- Genre: Comedy-drama
- Based on: Play by Clemence Dane
- Directed by: Christopher Muir
- Country of origin: Australia
- Original language: English

Production
- Producer: Les Bail
- Running time: 60 mins
- Production company: Australian Broadcasting Commission

Original release
- Network: ABC
- Release: 3 October 1962 (Melbourne)
- Release: 26 November 1962 (Sydney)

= Marriage Lines (film) =

Marriage Lines is a 1962 Australian television play directed by Christopher Muir.

==Plot==
Lysette returns to London after three unsuccessful marriages to look up her cousin Virgilia who is married to publisher Felix. Felix runs a business that used to belong to Virgilia's father. Lysette begins an affair with Felix. Robbie Lambert is upset Felix wants to sell his theatre.

==Cast==
- Walter Sullivan as Felix Pilgrim
- Patricia Kennedy as Virgilia Pilgrim
- Mary Ward as Lysette Eggerton
- Moira Carleton as Chrissie, the Piglrims' maid
- Beverley Dunn as Peggy, Felix's secretary
- Joy Mitchell as Daphne
- Campbell Copelin as Robbie Lambert
- Vernon Yorke as American
- Kurt Ludescher and Ray Angel as waiters
- Roland Heimans as office boy

==Production==
The play had been filmed by the BBC in 1961. It was an original for television. The play had been performed on Australian radio in 1961.

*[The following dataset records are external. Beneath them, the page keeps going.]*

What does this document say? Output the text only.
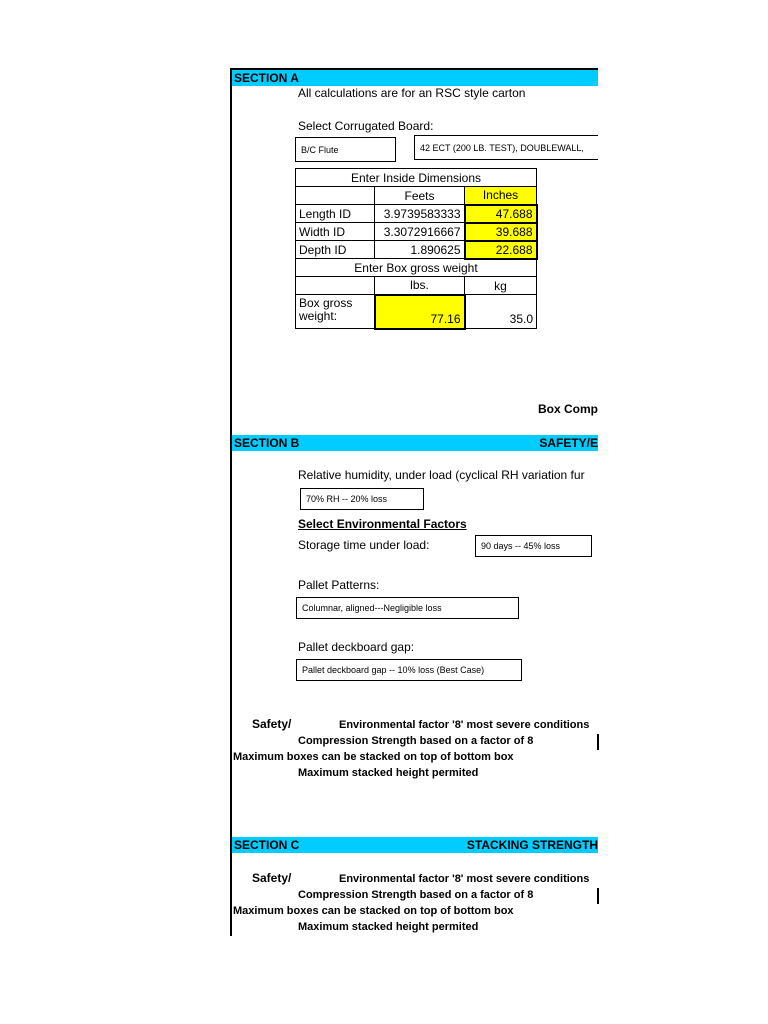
SECTION A
All calculations are for an RSC style carton
Select Corrugated Board:
B/C Flute	42 ECT (200 LB. TEST), DOUBLEWALL,
Enter Inside Dimensions		
	Feets	Inches
Length ID	3.9739583333	47.688
Width ID	3.3072916667	39.688
Depth ID	1.890625	22.688
Enter Box gross weight		
	lbs.	kg
Box gross
weight:	77.16	35.0
Box Comp
SECTION B	SAFETY/E
Relative humidity, under load (cyclical RH variation fur
70% RH -- 20% loss
Select Environmental Factors
Storage time under load:	90 days -- 45% loss
Pallet Patterns:
Columnar, aligned---Negligible loss
Pallet deckboard gap:
Pallet deckboard gap -- 10% loss (Best Case)
Safety/	Environmental factor '8' most severe conditions
Compression Strength based on a factor of 8
Maximum boxes can be stacked on top of bottom box
Maximum stacked height permited
SECTION C	STACKING STRENGTH
Safety/	Environmental factor '8' most severe conditions
Compression Strength based on a factor of 8
Maximum boxes can be stacked on top of bottom box
Maximum stacked height permited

In discussing why the ABC chose it for production, Filmink magazine hypothesized that "the ABC were attracted by Dane's reputation... The BBC stamp of approval would have helped."

Walter Sullivan travelled to Melbourne to shoot the production. It was Beverly Dunn's first TV play since she returned to Australia. Kennedy appeared by courtesy of Emerald Hill Theatre in Melbourne. Cas Van Puflen designed it.

==Reception==
The Australian Women's Weekly TV critic called the production "a half-and-half job. Christopher Muir's production was satisfyingly polished; the play itself was woeful. The ABC decided to advertise this offering as a "sophisticated comedy." The theme—one woman trying to snaffle another's husband— can be funny, I suppose. But "Marriage Lines" was a melodrama of mothball manners... the cast had to battle with curiously dated dialogue... [a] sheer waste of good production and a goodish cast. "Marriage Lines" should have been murdered. Preferably at the dress rehearsal, if not before."

Filmink called it "a dreadful play and agonising to watch... all these distinguished actors spitting out upper class dialogue in upper class voices having upper class chats about upper class problems (he’s getting a knighthood, their daughter is having a baby in Kenya, etc, etc) without any wit, insight, tension, freshness or skill. There’s loyal maids and loyal secretaries and everyone discusses how hard poor Felix works while Virgilia clutches her pearls. The jokes die, drama is non-existent, the actors seem embarrassed, the story just seems to end."